Probe Pruning: Accelerating LLMs through Dynamic Pruning via Model-Probing

Part of International Conference on Representation Learning 2025 (ICLR 2025) Conference

Bibtex Paper Supplemental

Authors

Qi Le, Enmao Diao, Ziyan Wang, Xinran Wang, Jie Ding, Li Yang, Ali Anwar

Abstract

We introduce Probe Pruning (PP), a novel framework for online, dynamic, structured pruning of Large Language Models (LLMs) applied in a batch-wise manner. PP leverages the insight that not all samples and tokens contribute equally to the model's output, and probing a small portion of each batch effectively identifies crucial weights, enabling tailored dynamic pruning for different batches. It comprises three main stages: probing, history-informed pruning, and full inference. In the probing stage, PP selects a small yet crucial set of hidden states, based on residual importance, to run a few model layers ahead. During the history-informed pruning stage, PP strategically integrates the probing states with historical states. Subsequently, it structurally prunes weights based on the integrated states and the PP importance score, a metric developed specifically to assess the importance of each weight channel in maintaining performance.
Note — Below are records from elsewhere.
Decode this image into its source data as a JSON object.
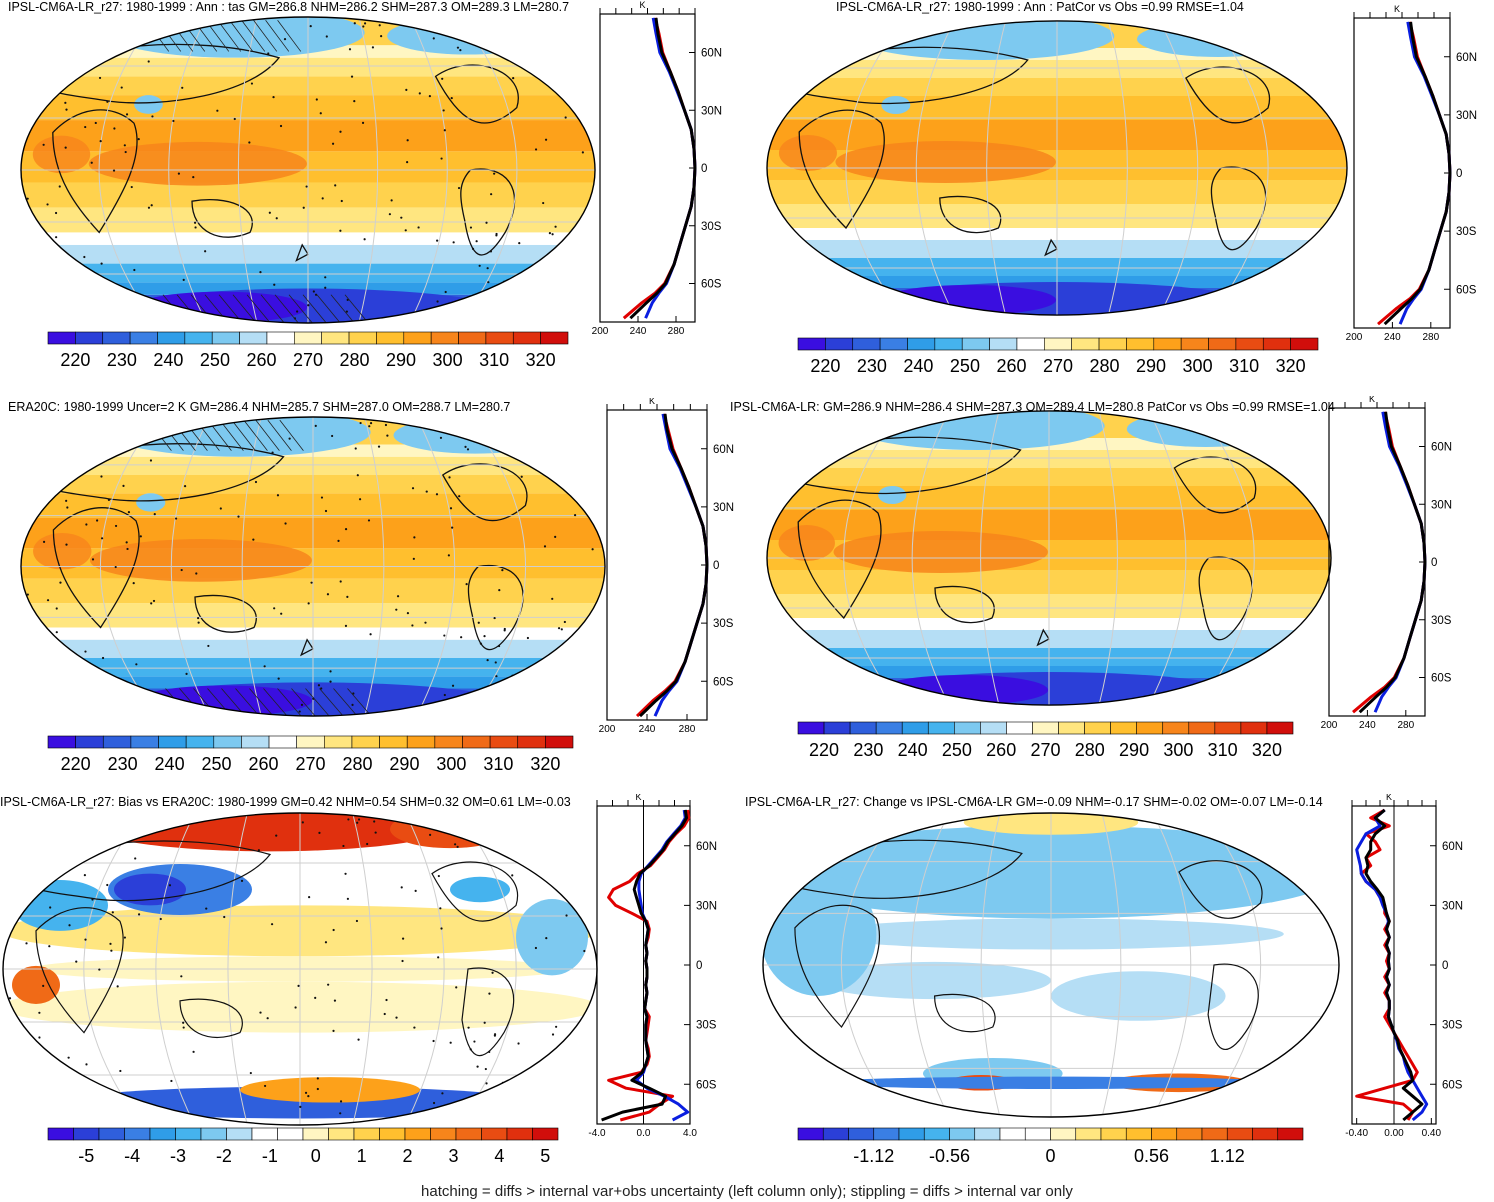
{
  "colors": {
    "temp_scale": [
      "#3a0ee0",
      "#2b3fd8",
      "#2f5fdc",
      "#3a7fe4",
      "#2f9de8",
      "#45b3ee",
      "#7dc9f0",
      "#b5def5",
      "#ffffff",
      "#fff6c2",
      "#ffe680",
      "#ffd24d",
      "#ffbf2e",
      "#fda11a",
      "#f7851b",
      "#f06a17",
      "#e94c12",
      "#e0300e",
      "#d10e0b"
    ],
    "bias_scale": [
      "#3a0ee0",
      "#2b3fd8",
      "#2f5fdc",
      "#3a7fe4",
      "#2f9de8",
      "#45b3ee",
      "#7dc9f0",
      "#b5def5",
      "#ffffff",
      "#ffffff",
      "#fff6c2",
      "#ffe680",
      "#ffd24d",
      "#ffbf2e",
      "#fda11a",
      "#f7851b",
      "#f06a17",
      "#e94c12",
      "#e0300e",
      "#d10e0b"
    ],
    "change_scale": [
      "#3a0ee0",
      "#2b3fd8",
      "#2f5fdc",
      "#3a7fe4",
      "#2f9de8",
      "#45b3ee",
      "#7dc9f0",
      "#b5def5",
      "#ffffff",
      "#ffffff",
      "#fff6c2",
      "#ffe680",
      "#ffd24d",
      "#ffbf2e",
      "#fda11a",
      "#f7851b",
      "#f06a17",
      "#e94c12",
      "#e0300e",
      "#d10e0b"
    ],
    "series": {
      "model": "#e00000",
      "obs": "#0a1ee0",
      "ref": "#000000"
    }
  },
  "chart_data": [
    {
      "type": "heatmap",
      "title": "IPSL-CM6A-LR_r27: 1980-1999 : Ann : tas GM=286.8 NHM=286.2 SHM=287.3 OM=289.3 LM=280.7",
      "colorbar_ticks": [
        "220",
        "230",
        "240",
        "250",
        "260",
        "270",
        "280",
        "290",
        "300",
        "310",
        "320"
      ],
      "zonal_profile": {
        "unit": "K",
        "x_ticks": [
          "200",
          "240",
          "280"
        ],
        "y_ticks": [
          "60N",
          "30N",
          "0",
          "30S",
          "60S"
        ],
        "xlim": [
          200,
          300
        ],
        "lat": [
          78,
          70,
          60,
          50,
          40,
          30,
          20,
          10,
          0,
          -10,
          -20,
          -30,
          -40,
          -50,
          -60,
          -65,
          -70,
          -78
        ],
        "series": [
          {
            "values": [
              258,
              262,
              266,
              274,
              282,
              289,
              296,
              299,
              300,
              299,
              296,
              290,
              284,
              278,
              268,
              258,
              244,
              225
            ]
          },
          {
            "values": [
              256,
              259,
              263,
              273,
              281,
              289,
              296,
              299,
              300,
              299,
              296,
              290,
              284,
              278,
              270,
              262,
              255,
              248
            ]
          },
          {
            "values": [
              259,
              261,
              265,
              274,
              282,
              289,
              296,
              299,
              300,
              299,
              296,
              290,
              284,
              278,
              269,
              260,
              249,
              232
            ]
          }
        ]
      }
    },
    {
      "type": "heatmap",
      "title": "IPSL-CM6A-LR_r27: 1980-1999 : Ann : PatCor vs Obs =0.99 RMSE=1.04",
      "colorbar_ticks": [
        "220",
        "230",
        "240",
        "250",
        "260",
        "270",
        "280",
        "290",
        "300",
        "310",
        "320"
      ],
      "zonal_profile": {
        "unit": "K",
        "x_ticks": [
          "200",
          "240",
          "280"
        ],
        "y_ticks": [
          "60N",
          "30N",
          "0",
          "30S",
          "60S"
        ],
        "xlim": [
          200,
          300
        ],
        "lat": [
          78,
          70,
          60,
          50,
          40,
          30,
          20,
          10,
          0,
          -10,
          -20,
          -30,
          -40,
          -50,
          -60,
          -65,
          -70,
          -78
        ],
        "series": [
          {
            "values": [
              258,
              262,
              266,
              274,
              282,
              289,
              296,
              299,
              300,
              299,
              296,
              290,
              284,
              278,
              268,
              258,
              244,
              225
            ]
          },
          {
            "values": [
              256,
              259,
              263,
              273,
              281,
              289,
              296,
              299,
              300,
              299,
              296,
              290,
              284,
              278,
              270,
              262,
              255,
              248
            ]
          },
          {
            "values": [
              259,
              261,
              265,
              274,
              282,
              289,
              296,
              299,
              300,
              299,
              296,
              290,
              284,
              278,
              269,
              260,
              249,
              232
            ]
          }
        ]
      }
    },
    {
      "type": "heatmap",
      "title": "ERA20C: 1980-1999 Uncer=2 K GM=286.4 NHM=285.7 SHM=287.0 OM=288.7 LM=280.7",
      "colorbar_ticks": [
        "220",
        "230",
        "240",
        "250",
        "260",
        "270",
        "280",
        "290",
        "300",
        "310",
        "320"
      ],
      "zonal_profile": {
        "unit": "K",
        "x_ticks": [
          "200",
          "240",
          "280"
        ],
        "y_ticks": [
          "60N",
          "30N",
          "0",
          "30S",
          "60S"
        ],
        "xlim": [
          200,
          300
        ],
        "lat": [
          78,
          70,
          60,
          50,
          40,
          30,
          20,
          10,
          0,
          -10,
          -20,
          -30,
          -40,
          -50,
          -60,
          -65,
          -70,
          -78
        ],
        "series": [
          {
            "values": [
              257,
              261,
              266,
              274,
              282,
              289,
              296,
              299,
              300,
              299,
              296,
              290,
              284,
              278,
              268,
              258,
              246,
              230
            ]
          },
          {
            "values": [
              256,
              259,
              263,
              273,
              281,
              289,
              296,
              299,
              300,
              299,
              296,
              290,
              284,
              278,
              270,
              262,
              255,
              248
            ]
          },
          {
            "values": [
              258,
              260,
              265,
              274,
              282,
              289,
              296,
              299,
              300,
              299,
              296,
              290,
              284,
              278,
              269,
              260,
              249,
              233
            ]
          }
        ]
      }
    },
    {
      "type": "heatmap",
      "title": "IPSL-CM6A-LR: GM=286.9 NHM=286.4 SHM=287.3 OM=289.4 LM=280.8 PatCor vs Obs =0.99 RMSE=1.04",
      "colorbar_ticks": [
        "220",
        "230",
        "240",
        "250",
        "260",
        "270",
        "280",
        "290",
        "300",
        "310",
        "320"
      ],
      "zonal_profile": {
        "unit": "K",
        "x_ticks": [
          "200",
          "240",
          "280"
        ],
        "y_ticks": [
          "60N",
          "30N",
          "0",
          "30S",
          "60S"
        ],
        "xlim": [
          200,
          300
        ],
        "lat": [
          78,
          70,
          60,
          50,
          40,
          30,
          20,
          10,
          0,
          -10,
          -20,
          -30,
          -40,
          -50,
          -60,
          -65,
          -70,
          -78
        ],
        "series": [
          {
            "values": [
              258,
              262,
              266,
              274,
              282,
              289,
              296,
              299,
              300,
              299,
              296,
              290,
              284,
              278,
              268,
              258,
              244,
              225
            ]
          },
          {
            "values": [
              256,
              259,
              263,
              273,
              281,
              289,
              296,
              299,
              300,
              299,
              296,
              290,
              284,
              278,
              270,
              262,
              255,
              248
            ]
          },
          {
            "values": [
              259,
              261,
              265,
              274,
              282,
              289,
              296,
              299,
              300,
              299,
              296,
              290,
              284,
              278,
              269,
              260,
              249,
              232
            ]
          }
        ]
      }
    },
    {
      "type": "heatmap",
      "title": "IPSL-CM6A-LR_r27: Bias vs ERA20C: 1980-1999 GM=0.42 NHM=0.54 SHM=0.32 OM=0.61 LM=-0.03",
      "colorbar_ticks": [
        "-5",
        "-4",
        "-3",
        "-2",
        "-1",
        "0",
        "1",
        "2",
        "3",
        "4",
        "5"
      ],
      "zonal_profile": {
        "unit": "K",
        "x_ticks": [
          "-4.0",
          "0.0",
          "4.0"
        ],
        "y_ticks": [
          "60N",
          "30N",
          "0",
          "30S",
          "60S"
        ],
        "xlim": [
          -4,
          4
        ],
        "lat": [
          78,
          74,
          70,
          66,
          62,
          58,
          54,
          50,
          46,
          42,
          38,
          34,
          30,
          26,
          22,
          18,
          14,
          10,
          6,
          2,
          -2,
          -6,
          -10,
          -14,
          -18,
          -22,
          -26,
          -30,
          -34,
          -38,
          -42,
          -46,
          -50,
          -54,
          -58,
          -62,
          -66,
          -70,
          -74,
          -78
        ],
        "series": [
          {
            "values": [
              3.8,
              3.9,
              3.5,
              2.8,
              2.2,
              1.8,
              1.2,
              0.6,
              -0.5,
              -1.2,
              -2.6,
              -3.0,
              -2.4,
              -1.0,
              0.3,
              0.5,
              0.4,
              0.2,
              0.3,
              0.2,
              0.3,
              0.3,
              0.2,
              0.3,
              0.2,
              0.1,
              0.5,
              0.4,
              0.3,
              0.2,
              0.4,
              0.5,
              0.3,
              -0.2,
              -3.0,
              -1.5,
              2.5,
              1.4,
              0.5,
              -2.0
            ]
          },
          {
            "values": [
              3.5,
              3.6,
              3.2,
              2.6,
              2.0,
              1.6,
              1.0,
              0.4,
              -0.2,
              -0.4,
              -0.4,
              -0.3,
              -0.2,
              -0.1,
              0.2,
              0.4,
              0.3,
              0.2,
              0.3,
              0.2,
              0.3,
              0.3,
              0.2,
              0.3,
              0.2,
              0.1,
              0.3,
              0.2,
              0.2,
              0.2,
              0.3,
              0.4,
              0.2,
              0.0,
              -0.6,
              0.3,
              1.8,
              3.0,
              3.8,
              2.5
            ]
          },
          {
            "values": [
              3.6,
              3.7,
              3.3,
              2.7,
              2.1,
              1.7,
              1.1,
              0.5,
              -0.3,
              -0.6,
              -0.8,
              -0.6,
              -0.4,
              -0.2,
              0.2,
              0.4,
              0.3,
              0.2,
              0.3,
              0.2,
              0.3,
              0.3,
              0.2,
              0.3,
              0.2,
              0.1,
              0.3,
              0.2,
              0.2,
              0.2,
              0.3,
              0.4,
              0.2,
              -0.1,
              -1.0,
              0.5,
              1.9,
              1.6,
              -1.8,
              -3.6
            ]
          }
        ]
      }
    },
    {
      "type": "heatmap",
      "title": "IPSL-CM6A-LR_r27: Change vs IPSL-CM6A-LR GM=-0.09 NHM=-0.17 SHM=-0.02 OM=-0.07 LM=-0.14",
      "colorbar_ticks": [
        "-1.12",
        "-0.56",
        "0",
        "0.56",
        "1.12"
      ],
      "zonal_profile": {
        "unit": "K",
        "x_ticks": [
          "-0.40",
          "0.00",
          "0.40"
        ],
        "y_ticks": [
          "60N",
          "30N",
          "0",
          "30S",
          "60S"
        ],
        "xlim": [
          -0.45,
          0.45
        ],
        "lat": [
          78,
          74,
          70,
          66,
          62,
          58,
          54,
          50,
          46,
          42,
          38,
          34,
          30,
          26,
          22,
          18,
          14,
          10,
          6,
          2,
          -2,
          -6,
          -10,
          -14,
          -18,
          -22,
          -26,
          -30,
          -34,
          -38,
          -42,
          -46,
          -50,
          -54,
          -58,
          -62,
          -66,
          -70,
          -74,
          -78
        ],
        "series": [
          {
            "values": [
              -0.1,
              -0.25,
              -0.05,
              -0.3,
              -0.2,
              -0.15,
              -0.3,
              -0.25,
              -0.35,
              -0.3,
              -0.2,
              -0.15,
              -0.1,
              -0.1,
              -0.05,
              -0.1,
              -0.05,
              -0.1,
              -0.05,
              -0.08,
              -0.05,
              -0.1,
              -0.05,
              -0.1,
              -0.05,
              -0.05,
              -0.1,
              -0.05,
              0.0,
              0.05,
              0.1,
              0.15,
              0.2,
              0.25,
              0.2,
              -0.1,
              -0.4,
              0.1,
              0.2,
              0.15
            ]
          },
          {
            "values": [
              -0.1,
              -0.2,
              -0.15,
              -0.3,
              -0.35,
              -0.4,
              -0.38,
              -0.36,
              -0.35,
              -0.3,
              -0.2,
              -0.15,
              -0.12,
              -0.08,
              -0.06,
              -0.08,
              -0.05,
              -0.08,
              -0.05,
              -0.06,
              -0.05,
              -0.08,
              -0.05,
              -0.08,
              -0.05,
              -0.05,
              -0.06,
              -0.03,
              0.0,
              0.03,
              0.05,
              0.1,
              0.12,
              0.15,
              0.2,
              0.25,
              0.3,
              0.35,
              0.3,
              0.2
            ]
          },
          {
            "values": [
              -0.1,
              -0.2,
              -0.1,
              -0.2,
              -0.25,
              -0.25,
              -0.3,
              -0.28,
              -0.3,
              -0.25,
              -0.18,
              -0.12,
              -0.1,
              -0.08,
              -0.05,
              -0.08,
              -0.05,
              -0.08,
              -0.05,
              -0.06,
              -0.05,
              -0.08,
              -0.05,
              -0.08,
              -0.05,
              -0.05,
              -0.06,
              -0.03,
              0.0,
              0.04,
              0.06,
              0.1,
              0.14,
              0.18,
              0.2,
              0.1,
              0.2,
              0.3,
              0.2,
              0.1
            ]
          }
        ]
      }
    }
  ],
  "footer": "hatching = diffs > internal var+obs uncertainty (left column only); stippling = diffs > internal var only"
}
In the final stage, full inference is conducted on the remaining weights. A major advantage of PP is its compatibility with existing models, as it operates without requiring additional neural network modules or fine-tuning. Comprehensive evaluations of PP on LLaMA-2/3 and OPT models reveal that even minimal probing—using just 1.5% of FLOPs—can substantially enhance the efficiency of structured pruning of LLMs. For instance, when evaluated on LLaMA-2-7B with WikiText2, PP achieves a 2.56 times lower ratio of performance degradation per unit of latency reduction compared to the state-of-the-art method at a 40\% pruning ratio.